Image by Marco Vernaschi. Guinea Bissau, 2009.

Image by Marco Vernaschi. Guinea Bissau, 2009.

Marco Vernaschi, for the Pulitzer Center

(Editor's note: This is the seventh of eight dispatches, recounting events surrounding the double assassinations of Guinea Bissau's president and army chief of staff last March and the country's emergence as a 'narco state.')

Several years ago, two long-friends met in Guinea Conakry to talk about some business opportunities. They were Lasana Conte and Joao Vieira, the presidents of Guinea Conakry and Guinea Bissau. It was 2006 and cocaine trafficking in West Africa was at a development stage.

President Lasana Conte proposed that his counterpart Nino Vieira come on board, and then easily convinced him to allow Latin American traffickers to use Guinea Bissau as point of transit for their business.
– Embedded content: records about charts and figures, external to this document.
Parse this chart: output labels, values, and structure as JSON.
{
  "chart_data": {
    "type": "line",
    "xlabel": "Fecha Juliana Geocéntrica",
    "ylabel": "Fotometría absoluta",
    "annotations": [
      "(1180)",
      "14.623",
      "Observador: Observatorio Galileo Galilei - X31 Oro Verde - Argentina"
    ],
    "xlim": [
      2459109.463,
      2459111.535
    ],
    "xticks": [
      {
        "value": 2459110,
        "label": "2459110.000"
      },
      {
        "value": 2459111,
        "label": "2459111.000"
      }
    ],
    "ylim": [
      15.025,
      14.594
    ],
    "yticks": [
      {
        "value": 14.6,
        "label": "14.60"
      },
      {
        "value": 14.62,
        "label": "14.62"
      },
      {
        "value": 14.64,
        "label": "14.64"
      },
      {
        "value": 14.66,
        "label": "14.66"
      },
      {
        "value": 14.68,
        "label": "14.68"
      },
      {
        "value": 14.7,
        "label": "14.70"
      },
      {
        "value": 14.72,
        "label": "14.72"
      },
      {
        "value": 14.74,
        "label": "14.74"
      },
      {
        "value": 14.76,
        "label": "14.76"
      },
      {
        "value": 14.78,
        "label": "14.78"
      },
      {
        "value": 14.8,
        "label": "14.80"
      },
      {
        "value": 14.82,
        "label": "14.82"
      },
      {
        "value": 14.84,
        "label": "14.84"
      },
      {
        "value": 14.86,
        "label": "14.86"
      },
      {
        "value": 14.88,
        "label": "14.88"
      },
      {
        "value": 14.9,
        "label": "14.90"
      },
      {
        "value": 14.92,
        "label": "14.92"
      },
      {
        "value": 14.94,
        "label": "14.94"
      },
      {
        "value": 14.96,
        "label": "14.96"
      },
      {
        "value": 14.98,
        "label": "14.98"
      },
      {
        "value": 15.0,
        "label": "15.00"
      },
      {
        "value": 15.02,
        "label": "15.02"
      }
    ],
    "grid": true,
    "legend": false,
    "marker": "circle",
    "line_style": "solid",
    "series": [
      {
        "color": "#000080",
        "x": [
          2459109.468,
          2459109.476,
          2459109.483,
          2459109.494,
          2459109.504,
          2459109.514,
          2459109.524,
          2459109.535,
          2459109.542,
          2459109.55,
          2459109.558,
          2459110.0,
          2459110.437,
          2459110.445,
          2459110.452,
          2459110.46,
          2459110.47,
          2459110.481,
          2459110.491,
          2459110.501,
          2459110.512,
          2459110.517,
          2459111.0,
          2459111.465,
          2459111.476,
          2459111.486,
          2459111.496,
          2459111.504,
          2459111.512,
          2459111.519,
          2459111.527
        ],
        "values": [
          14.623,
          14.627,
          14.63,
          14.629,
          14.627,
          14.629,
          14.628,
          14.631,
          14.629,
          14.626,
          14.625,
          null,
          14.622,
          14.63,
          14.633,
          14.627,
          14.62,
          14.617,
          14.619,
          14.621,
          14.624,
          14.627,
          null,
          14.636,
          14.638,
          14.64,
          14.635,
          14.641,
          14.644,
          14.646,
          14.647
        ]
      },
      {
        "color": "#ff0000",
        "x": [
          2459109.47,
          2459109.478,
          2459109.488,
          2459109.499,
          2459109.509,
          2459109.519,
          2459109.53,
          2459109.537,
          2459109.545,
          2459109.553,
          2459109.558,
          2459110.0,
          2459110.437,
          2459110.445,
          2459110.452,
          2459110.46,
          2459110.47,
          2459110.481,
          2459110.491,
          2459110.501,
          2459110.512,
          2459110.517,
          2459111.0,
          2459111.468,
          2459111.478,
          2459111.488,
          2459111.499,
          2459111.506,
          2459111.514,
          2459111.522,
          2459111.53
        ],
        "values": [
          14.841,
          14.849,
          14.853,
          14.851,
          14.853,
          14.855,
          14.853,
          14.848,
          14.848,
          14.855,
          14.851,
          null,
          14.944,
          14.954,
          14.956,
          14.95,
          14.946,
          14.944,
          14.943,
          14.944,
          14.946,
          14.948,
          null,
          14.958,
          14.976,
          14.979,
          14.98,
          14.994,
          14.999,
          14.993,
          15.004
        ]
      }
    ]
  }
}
The profits would be huge, the risks minimal.

In late December 2008, Conte died, after almost forty years of dictatorship. A few hours after his death, a bunch of soldiers seized power in a coup d'etat. According to this new, untried military junta that has ruled Conakry since the coup, the overall goal is to clean up the country from corruption and extirpate cocaine trafficking — and to do so before the next scheduled elections, in 2010.

On February 26th, three days before Viera was killed, Lasana Conte's oldest son Ousmane was arrested by the military on drug charges. He confessed on national television his involvement in drug trafficking, admitting his ties with some Colombian partners.

Ousmane Conte's trial was broadcast on TV because the junta is trying to convince the Guinean people that they're doing something necessary for their country, something good. It is a sort of propaganda. But according to some analysts at the UN Office of Drug Control, this is really a strategy to put the South American traffickers out of the game — to open a new era of African drug trafficking organized by Nigerians and Guineans, in cooperation with Guinea Bissau and Conakry armies.

The vacuum left by the double assassination of Vieira and Tagme and the situation in Conakry opens a new scenario in West Africa. The big plan is to transform the whole region into a sort of traffickers' paradise, a dangerous plan that may seriously destabilize West Africa, leading to new conflicts in a region that is trying to heal from bloody civil wars from the past decade in Sierra Leone, Liberia and Ivory Coast.